Hsu Ch’ing-lan dismissed her. “Clever, yes?”

“Very,” McColl agreed. Too clever to be working in a Tsingtau brothel. But then millions of Chinese people seemed to be short-changing themselves, biding their time. “How about the man with the flying machines? Has he booked another spanking?”

“Pao-yu is seeing him tonight,” Hsu Ch’ing-lan told him.

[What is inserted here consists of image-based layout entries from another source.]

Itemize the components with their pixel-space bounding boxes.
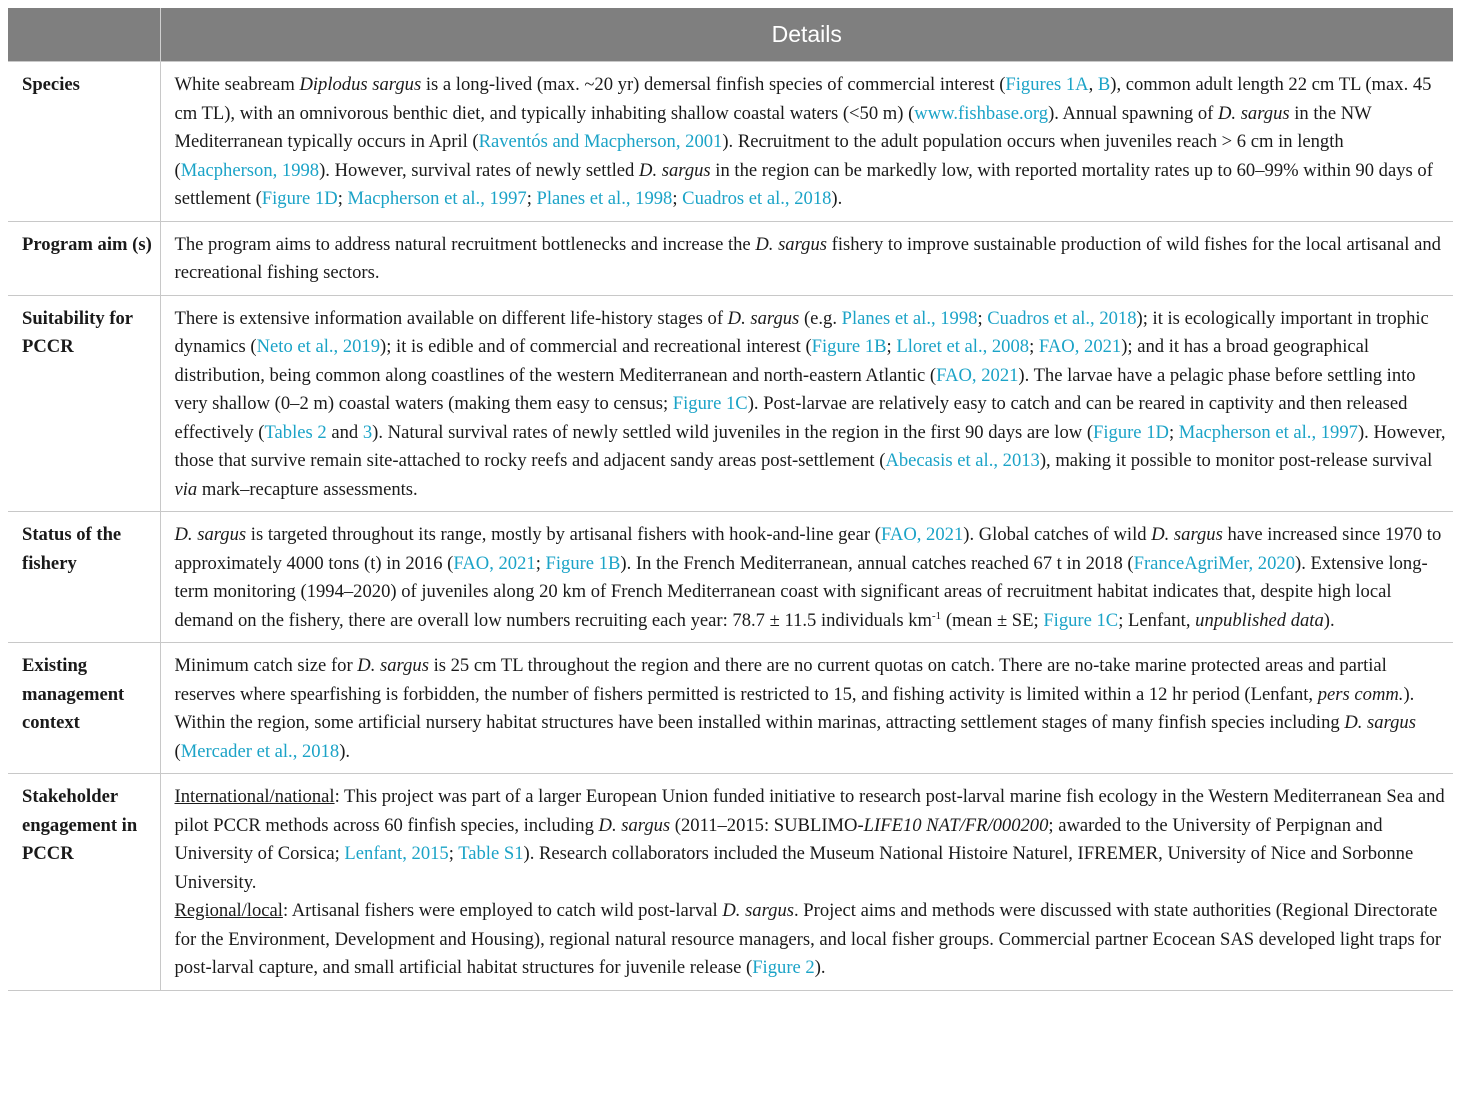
citation-link[interactable]: Abecasis et al., 2013 [885, 450, 1040, 471]
text-run: ). The larvae have a pelagic phase before settling into very shallow (0–2 m) coastal waters (making them easy to census; [174, 364, 1416, 414]
text-run: ). Global catches of wild [963, 524, 1152, 545]
text-run: ). Annual spawning of [1048, 102, 1218, 124]
text-run: ), common adult length 22 cm TL (max. 45 cm TL), with an omnivorous benthic diet, and typically inhabiting shallow coastal waters (<50 m) ( [174, 74, 1432, 124]
text-run: ); it is edible and of commercial and recreational interest ( [380, 336, 812, 357]
text-run: ). Post-larvae are relatively easy to catch and can be reared in captivity and then released effectively ( [174, 393, 1408, 443]
citation-link[interactable]: Table S1 [458, 843, 524, 864]
italic-text: pers comm. [1317, 683, 1404, 705]
italic-text: D. sargus [755, 233, 827, 255]
row-text [160, 295, 1453, 512]
citation-link[interactable]: Cuadros et al., 2018 [682, 188, 832, 209]
text-run: ); and it has a broad geographical distribution, being common along coastlines of the western Mediterranean and north-eastern Atlantic ( [174, 336, 1370, 386]
text-run: ; [672, 188, 683, 209]
text-run: The program aims to address natural recruitment bottlenecks and increase the [174, 233, 756, 255]
text-run: ). Natural survival rates of newly settled wild juveniles in the region in the first 90 days are low ( [372, 421, 1094, 443]
text-run: is 25 cm TL throughout the region and there are no current quotas on catch. There are no-take marine protected areas and partial reserves where spearfishing is forbidden, the number of fishers permitted is restricted to 15, and fishing activity is limited within a 12 hr period (Lenfant, [174, 655, 1387, 705]
text-run: in the NW Mediterranean typically occurs in April ( [174, 102, 1372, 152]
text-run: : Artisanal fishers were employed to catch wild post-larval [282, 900, 723, 921]
row-text [160, 221, 1453, 295]
text-run: ; [337, 188, 348, 209]
text-run: ). In the French Mediterranean, annual catches reached 67 t in 2018 ( [620, 552, 1134, 574]
text-run: White seabream [174, 74, 300, 95]
text-run: , [1088, 74, 1098, 95]
text-run: in the region can be markedly low, with reported mortality rates up to 60–99% within 90 days of settlement ( [174, 159, 1433, 209]
citation-link[interactable]: Macpherson, 1998 [180, 159, 320, 181]
citation-link[interactable]: Raventós and Macpherson, 2001 [478, 131, 723, 152]
citation-link[interactable]: Figure 1D [261, 188, 338, 209]
italic-text: via [174, 478, 198, 500]
italic-text: D. sargus [174, 524, 247, 545]
citation-link[interactable]: B [1097, 74, 1111, 95]
text-run: ). Within the region, some artificial nursery habitat structures have been installed within marinas, attracting settlement stages of many finfish species including [174, 683, 1415, 733]
text-run: ; [526, 188, 537, 209]
header-row [8, 8, 1453, 62]
italic-text: D. sargus [357, 655, 429, 676]
text-run: ). Recruitment to the adult population occurs when juveniles reach > 6 cm in length ( [174, 131, 1344, 181]
text-run: ). [831, 188, 843, 209]
text-run: Minimum catch size for [174, 655, 358, 676]
italic-text: LIFE10 NAT/FR/000200 [863, 814, 1049, 836]
row-label: Status of the fishery [8, 512, 160, 643]
text-run: ). Extensive long-term monitoring (1994–2020) of juveniles along 20 km of French Mediterranean coast with significant areas of recruitment habitat indicates that, despite high local demand on the fishery, there are overall low numbers recruiting each year: 78.7 ± 11.5 individuals km [174, 552, 1428, 631]
text-run: There is extensive information available on different life-history stages of [174, 307, 728, 329]
header-cell-details: Details [160, 8, 1453, 62]
citation-link[interactable]: Planes et al., 1998 [841, 307, 978, 329]
text-run: mark–recapture assessments. [197, 478, 418, 500]
citation-link[interactable]: Figures 1A [1005, 74, 1089, 95]
citation-link[interactable]: Figure 1D [1093, 421, 1169, 443]
details-table [8, 8, 1453, 991]
citation-link[interactable]: Macpherson et al., 1997 [347, 188, 527, 209]
row-label: Existing management context [8, 643, 160, 774]
citation-link[interactable]: FAO, 2021 [936, 364, 1019, 386]
row-label: Suitability for PCCR [8, 295, 160, 512]
citation-link[interactable]: 3 [362, 421, 373, 443]
citation-link[interactable]: www.fishbase.org [914, 102, 1049, 124]
citation-link[interactable]: Lloret et al., 2008 [896, 336, 1030, 357]
text-run: ; [886, 336, 897, 357]
table-row [8, 774, 1453, 991]
citation-link[interactable]: Mercader et al., 2018 [180, 740, 340, 762]
italic-text: D. sargus [1344, 712, 1416, 733]
row-text [160, 774, 1453, 991]
text-run: ; [977, 307, 988, 329]
text-run: ). However, those that survive remain site-attached to rocky reefs and adjacent sandy areas post-settlement ( [174, 421, 1446, 471]
citation-link[interactable]: FAO, 2021 [1038, 336, 1122, 357]
citation-link[interactable]: FAO, 2021 [880, 524, 964, 545]
italic-text: D. sargus [639, 159, 711, 181]
text-run: ); it is ecologically important in trophic dynamics ( [174, 307, 1429, 357]
text-run: ). [339, 740, 351, 762]
text-run: (e.g. [799, 307, 842, 329]
citation-link[interactable]: Macpherson et al., 1997 [1178, 421, 1358, 443]
row-text [160, 643, 1453, 774]
citation-link[interactable]: FranceAgriMer, 2020 [1133, 552, 1295, 574]
text-run: ), making it possible to monitor post-release survival [1039, 450, 1433, 471]
citation-link[interactable]: Neto et al., 2019 [256, 336, 381, 357]
citation-link[interactable]: Figure 1B [545, 552, 621, 574]
italic-text: D. sargus [727, 307, 800, 329]
row-text [160, 512, 1453, 643]
text-run: (mean ± SE; [941, 609, 1044, 631]
text-run: ). [814, 957, 826, 978]
text-run: is targeted throughout its range, mostly by artisanal fishers with hook-and-line gear ( [246, 524, 881, 545]
text-run: ( [174, 740, 181, 762]
citation-link[interactable]: Figure 2 [752, 957, 815, 978]
text-run: ; [535, 552, 546, 574]
text-run: . Project aims and methods were discussed with state authorities (Regional Directorate for the Environment, Development and Housing), regional natural resource managers, and local fisher groups. Commercial partner Ecocean SAS developed light traps for post-larval capture, and small artificial habitat structures for juvenile release ( [174, 900, 1442, 978]
row-label: Species [8, 62, 160, 222]
text-run: ; Lenfant, [1118, 609, 1196, 631]
table-row [8, 62, 1453, 222]
citation-link[interactable]: Cuadros et al., 2018 [987, 307, 1137, 329]
italic-text: unpublished data [1195, 609, 1324, 631]
text-run: is a long-lived (max. ~20 yr) demersal finfish species of commercial interest ( [421, 74, 1006, 95]
italic-text: Diplodus sargus [299, 74, 422, 95]
citation-link[interactable]: Figure 1C [1043, 609, 1119, 631]
text-run: (2011–2015: SUBLIMO- [670, 814, 864, 836]
italic-text: D. sargus [722, 900, 794, 921]
text-run: ; [448, 843, 459, 864]
table-row [8, 512, 1453, 643]
citation-link[interactable]: Tables 2 [264, 421, 327, 443]
text-run: ; [1029, 336, 1039, 357]
superscript: -1 [932, 609, 942, 622]
row-label: Stakeholder engagement in PCCR [8, 774, 160, 991]
row-text [160, 62, 1453, 222]
citation-link[interactable]: Planes et al., 1998 [536, 188, 673, 209]
citation-link[interactable]: Figure 1B [811, 336, 887, 357]
italic-text: D. sargus [1217, 102, 1290, 124]
text-run: fishery to improve sustainable production of wild fishes for the local artisanal and recreational fishing sectors. [174, 233, 1441, 283]
text-run: ). [1323, 609, 1335, 631]
citation-link[interactable]: Lenfant, 2015 [344, 843, 449, 864]
text-run: and [326, 421, 363, 443]
table-row [8, 295, 1453, 512]
underlined-heading: International/national [174, 786, 335, 807]
header-cell-label [8, 8, 160, 62]
text-run: ). However, survival rates of newly settled [319, 159, 640, 181]
text-run: ; [1168, 421, 1179, 443]
text-run: have increased since 1970 to approximately 4000 tons (t) in 2016 ( [174, 524, 1442, 574]
italic-text: D. sargus [1151, 524, 1223, 545]
table-row [8, 221, 1453, 295]
text-run: ; awarded to the University of Perpignan and University of Corsica; [174, 814, 1383, 864]
italic-text: D. sargus [598, 814, 671, 836]
citation-link[interactable]: FAO, 2021 [453, 552, 536, 574]
text-run: ). Research collaborators included the Museum National Histoire Naturel, IFREMER, University of Nice and Sorbonne University. [174, 843, 1414, 893]
table-row [8, 643, 1453, 774]
row-label: Program aim (s) [8, 221, 160, 295]
underlined-heading: Regional/local [174, 900, 283, 921]
citation-link[interactable]: Figure 1C [672, 393, 748, 414]
details-table-container [8, 8, 1453, 991]
text-run: : This project was part of a larger European Union funded initiative to research post-larval marine fish ecology in the Western Mediterranean Sea and pilot PCCR methods across 60 finfish species, including [174, 786, 1445, 836]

“Then I’ll be back tomorrow.”

As it happened, he saw her sooner than that. It was still dark on the following morning when a hand shook his shoulder and he woke to the smell of her perfume.

She said something in a dialect he didn’t understand, and the gaslight flared to life. More words, and a familiar-looking member of the Chinese hotel staff slipped out the door and closed it behind him.

“This is a nice surprise,” McColl said, hauling himself up onto his elbows. She was wearing a long black coat over the usual dress.

“I don’t think so,” she said, coldly. “Pao-yu—the girl who spanks the flying-machine man—has been arrested.”